Je t'embrasse fort aussi, ma vaillante.

9. Le vendredi 6 novembre 2015, 11:32 par Pablo

Non mais, merci la chimie (sommes-nous quelque chose d'autre que chimie, dans le fond ?) ; merci les produits artificiels (y compris les hormones de synthèse), car tout ce qui est naturel n'est pas forcément bénéfique (quoi de plus naturel que ton japo) ; merci la biotechnologie et merci la manipulation génétique. (L'usage qu'en font ou puissent faire certaines multinationales et l'industrie pharmaceutique... ça c'est une autre affaire !). C'était mon intervention politiquement incorrecte et parfaitement inutile de la semaine. Bon week-end !

10. Le vendredi 6 novembre 2015, 14:45 par Sacrip'Anne

Pablo toi aussi !

11. Le vendredi 6 novembre 2015, 22:56 par Pablo

0:-) :heart:

12. Le mardi 10 novembre 2015, 07:56 par Valérie de haute Savoie

Ma mère a eu un épisode d'épuisement total dû a un gros problème cardiaque diagnostiqué depuis et lui redonnant cette énergie vitale. Je sais combien l'on peut cataloguer trop vite un malade dans la case chochotte ou siphonné. Je ne prends jamais à la légère une fatigue anormale (j'ai tanné ma mère pour qu'elle aille voir un médecin), je suis contente pour toi que l'on t'ai trouvé le bon dosage et je croise les doigts pour qu'il le reste :)
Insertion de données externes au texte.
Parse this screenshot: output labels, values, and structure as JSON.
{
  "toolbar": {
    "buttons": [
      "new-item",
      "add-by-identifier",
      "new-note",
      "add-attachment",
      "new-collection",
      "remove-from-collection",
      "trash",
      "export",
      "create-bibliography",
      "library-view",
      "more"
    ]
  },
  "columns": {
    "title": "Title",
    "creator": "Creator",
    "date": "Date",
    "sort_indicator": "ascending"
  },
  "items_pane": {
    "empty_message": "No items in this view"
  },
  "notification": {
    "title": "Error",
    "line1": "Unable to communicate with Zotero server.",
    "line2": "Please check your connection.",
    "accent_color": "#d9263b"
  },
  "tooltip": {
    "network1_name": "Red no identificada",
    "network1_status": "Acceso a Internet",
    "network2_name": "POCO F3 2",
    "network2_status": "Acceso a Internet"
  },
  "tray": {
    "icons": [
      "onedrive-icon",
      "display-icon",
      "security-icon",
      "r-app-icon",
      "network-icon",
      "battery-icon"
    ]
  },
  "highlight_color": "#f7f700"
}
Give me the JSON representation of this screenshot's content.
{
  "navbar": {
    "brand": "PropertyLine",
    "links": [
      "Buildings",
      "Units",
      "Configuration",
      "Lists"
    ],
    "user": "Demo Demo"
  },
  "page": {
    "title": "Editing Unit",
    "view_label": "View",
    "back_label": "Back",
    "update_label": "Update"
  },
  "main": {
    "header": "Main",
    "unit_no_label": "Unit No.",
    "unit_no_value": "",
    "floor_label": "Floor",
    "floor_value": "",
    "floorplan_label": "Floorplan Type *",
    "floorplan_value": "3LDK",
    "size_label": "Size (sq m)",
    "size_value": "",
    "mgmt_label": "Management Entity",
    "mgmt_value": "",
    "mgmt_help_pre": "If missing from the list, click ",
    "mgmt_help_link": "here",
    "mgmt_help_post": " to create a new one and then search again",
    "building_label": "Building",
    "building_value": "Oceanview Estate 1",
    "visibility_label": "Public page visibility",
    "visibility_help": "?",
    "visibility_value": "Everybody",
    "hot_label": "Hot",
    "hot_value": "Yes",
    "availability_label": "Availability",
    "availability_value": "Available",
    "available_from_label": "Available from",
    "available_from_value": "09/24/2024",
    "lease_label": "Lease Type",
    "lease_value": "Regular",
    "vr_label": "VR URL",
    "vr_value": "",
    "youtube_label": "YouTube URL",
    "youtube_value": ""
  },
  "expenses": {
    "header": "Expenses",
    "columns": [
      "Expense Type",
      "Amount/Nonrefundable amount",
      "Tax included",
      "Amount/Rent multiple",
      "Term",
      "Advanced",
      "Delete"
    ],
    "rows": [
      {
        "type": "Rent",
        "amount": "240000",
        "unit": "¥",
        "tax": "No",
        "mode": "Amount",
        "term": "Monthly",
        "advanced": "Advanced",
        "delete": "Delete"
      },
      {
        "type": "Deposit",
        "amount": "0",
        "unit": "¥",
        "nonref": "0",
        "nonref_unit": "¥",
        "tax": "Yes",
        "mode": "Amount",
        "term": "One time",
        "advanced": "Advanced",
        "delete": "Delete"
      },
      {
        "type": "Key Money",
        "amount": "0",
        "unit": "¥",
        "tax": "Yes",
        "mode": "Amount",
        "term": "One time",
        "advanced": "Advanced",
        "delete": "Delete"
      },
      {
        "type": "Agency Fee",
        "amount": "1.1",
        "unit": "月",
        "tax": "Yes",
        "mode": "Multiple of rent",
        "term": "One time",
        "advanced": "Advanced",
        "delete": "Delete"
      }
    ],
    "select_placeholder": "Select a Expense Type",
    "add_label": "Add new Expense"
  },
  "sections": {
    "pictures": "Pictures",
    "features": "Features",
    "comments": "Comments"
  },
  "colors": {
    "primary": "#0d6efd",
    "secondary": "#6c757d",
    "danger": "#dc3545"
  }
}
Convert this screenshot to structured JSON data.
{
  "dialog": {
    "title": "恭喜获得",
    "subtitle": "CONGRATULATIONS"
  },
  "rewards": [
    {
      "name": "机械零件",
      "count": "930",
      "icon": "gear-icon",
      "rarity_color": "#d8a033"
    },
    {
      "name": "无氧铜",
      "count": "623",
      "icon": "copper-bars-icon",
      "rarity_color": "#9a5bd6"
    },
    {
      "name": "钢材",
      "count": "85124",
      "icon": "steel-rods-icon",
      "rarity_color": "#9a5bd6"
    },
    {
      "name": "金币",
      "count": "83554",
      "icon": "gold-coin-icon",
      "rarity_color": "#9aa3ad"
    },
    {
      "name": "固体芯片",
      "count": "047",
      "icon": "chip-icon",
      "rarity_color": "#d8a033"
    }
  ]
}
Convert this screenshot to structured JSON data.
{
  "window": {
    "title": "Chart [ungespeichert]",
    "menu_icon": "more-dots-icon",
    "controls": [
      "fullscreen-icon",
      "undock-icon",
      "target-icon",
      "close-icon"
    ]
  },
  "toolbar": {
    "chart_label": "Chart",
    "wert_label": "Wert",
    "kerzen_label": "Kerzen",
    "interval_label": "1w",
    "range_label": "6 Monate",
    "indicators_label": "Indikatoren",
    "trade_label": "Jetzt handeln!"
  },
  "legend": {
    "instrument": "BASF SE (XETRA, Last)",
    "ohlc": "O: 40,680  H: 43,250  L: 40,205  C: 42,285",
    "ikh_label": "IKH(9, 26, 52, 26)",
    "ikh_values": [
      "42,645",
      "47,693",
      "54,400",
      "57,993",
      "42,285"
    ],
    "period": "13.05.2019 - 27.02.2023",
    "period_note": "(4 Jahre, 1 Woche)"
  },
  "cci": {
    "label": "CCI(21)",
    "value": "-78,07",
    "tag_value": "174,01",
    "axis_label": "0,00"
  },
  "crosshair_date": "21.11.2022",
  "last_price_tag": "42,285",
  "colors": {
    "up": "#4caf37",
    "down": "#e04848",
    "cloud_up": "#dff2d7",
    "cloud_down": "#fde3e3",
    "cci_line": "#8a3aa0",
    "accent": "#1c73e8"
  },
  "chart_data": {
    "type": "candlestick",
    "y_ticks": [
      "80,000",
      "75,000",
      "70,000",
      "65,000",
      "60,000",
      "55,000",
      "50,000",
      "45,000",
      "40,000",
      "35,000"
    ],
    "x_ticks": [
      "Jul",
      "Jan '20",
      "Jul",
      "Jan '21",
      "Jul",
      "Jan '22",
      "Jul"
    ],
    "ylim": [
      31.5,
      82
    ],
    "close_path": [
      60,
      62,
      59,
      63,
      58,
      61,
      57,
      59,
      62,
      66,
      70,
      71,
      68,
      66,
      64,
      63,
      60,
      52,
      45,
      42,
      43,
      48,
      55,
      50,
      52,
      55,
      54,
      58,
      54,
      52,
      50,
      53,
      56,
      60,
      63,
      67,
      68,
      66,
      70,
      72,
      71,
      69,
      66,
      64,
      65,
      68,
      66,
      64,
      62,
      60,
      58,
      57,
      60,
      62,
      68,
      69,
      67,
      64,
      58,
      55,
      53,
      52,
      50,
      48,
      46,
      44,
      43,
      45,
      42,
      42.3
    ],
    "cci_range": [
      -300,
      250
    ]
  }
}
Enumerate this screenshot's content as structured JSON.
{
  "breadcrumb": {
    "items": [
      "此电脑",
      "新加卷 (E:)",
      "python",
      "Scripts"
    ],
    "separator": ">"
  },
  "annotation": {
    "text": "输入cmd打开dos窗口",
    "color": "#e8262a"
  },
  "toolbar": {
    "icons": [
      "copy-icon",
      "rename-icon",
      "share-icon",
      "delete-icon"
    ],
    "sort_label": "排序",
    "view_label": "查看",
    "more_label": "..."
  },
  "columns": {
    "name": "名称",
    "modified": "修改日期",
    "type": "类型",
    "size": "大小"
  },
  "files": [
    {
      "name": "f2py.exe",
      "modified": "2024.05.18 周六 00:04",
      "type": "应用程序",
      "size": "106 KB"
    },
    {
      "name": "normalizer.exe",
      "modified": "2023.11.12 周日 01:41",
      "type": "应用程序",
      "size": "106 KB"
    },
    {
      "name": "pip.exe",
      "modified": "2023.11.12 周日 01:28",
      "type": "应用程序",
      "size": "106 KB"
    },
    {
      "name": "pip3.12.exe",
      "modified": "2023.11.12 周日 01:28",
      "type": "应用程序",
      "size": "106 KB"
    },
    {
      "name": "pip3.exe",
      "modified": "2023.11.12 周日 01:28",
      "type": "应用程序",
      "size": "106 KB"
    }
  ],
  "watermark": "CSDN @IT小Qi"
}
13. Le mardi 10 novembre 2015, 09:52 par Junko

Cet épisode de grande fatigue et d'incompréhension de l'entourage me rappelle l'année où j'ai eu une mononucléose. Bah oui, une très grande fatigue est plus ou moins le seul symptôme, mais bon ce n'est pas grave, il n'y a pas de remède, il suffit d'attendre que ça passe et ça porte un nom plutôt rigolo "la maladie du baiser". Et quand je me suis endormie sur la table d'épuisement le jour du concours, certains ont cru que j'avais simplement fait la fête la veille comme tant d'étudiants... On est heureux quand on en sort. Et je suis vraiment heureuse pour toi que tu aies réussi à trouver un accord avec ton corps. Après il est vrai aussi que les personnes souriantes et optimistes sont peut-être perçues, à tort, comme moins fragiles alors on ne les prend pas forcément autant au sérieux. J'espère sincèrement que ton Japonais ne va pas se remontrer cruel avec toi à l'avenir.

14. Le mardi 10 novembre 2015, 11:33 par Sacrip'Anne

Pablo on se prépare pour le jour férié, maintenant, ici !

Valérie potentiellement il peut rebouger, mais probablement pas avant un long moment ! Merci !

Junko c'est rigolo, je viens d'écrire qu'à tout prendre, je suis contente que depuis des années, quitte à choisir, ma thyroïde ait opté pour la bonne humeur fréquente plutôt que le métabolisme en béton :) Même si bon, les deux, j'aurais pris, hein !

Quoi qu'il en soit, merci ! Et je pense à ton concours et au "poids de la réputation", dans ce genre de situations. En mode "venant d'elle, fallait-il s'attendre à autre chose ?"

Bref. Les gens qui savent quoi penser à notre place, tout ça.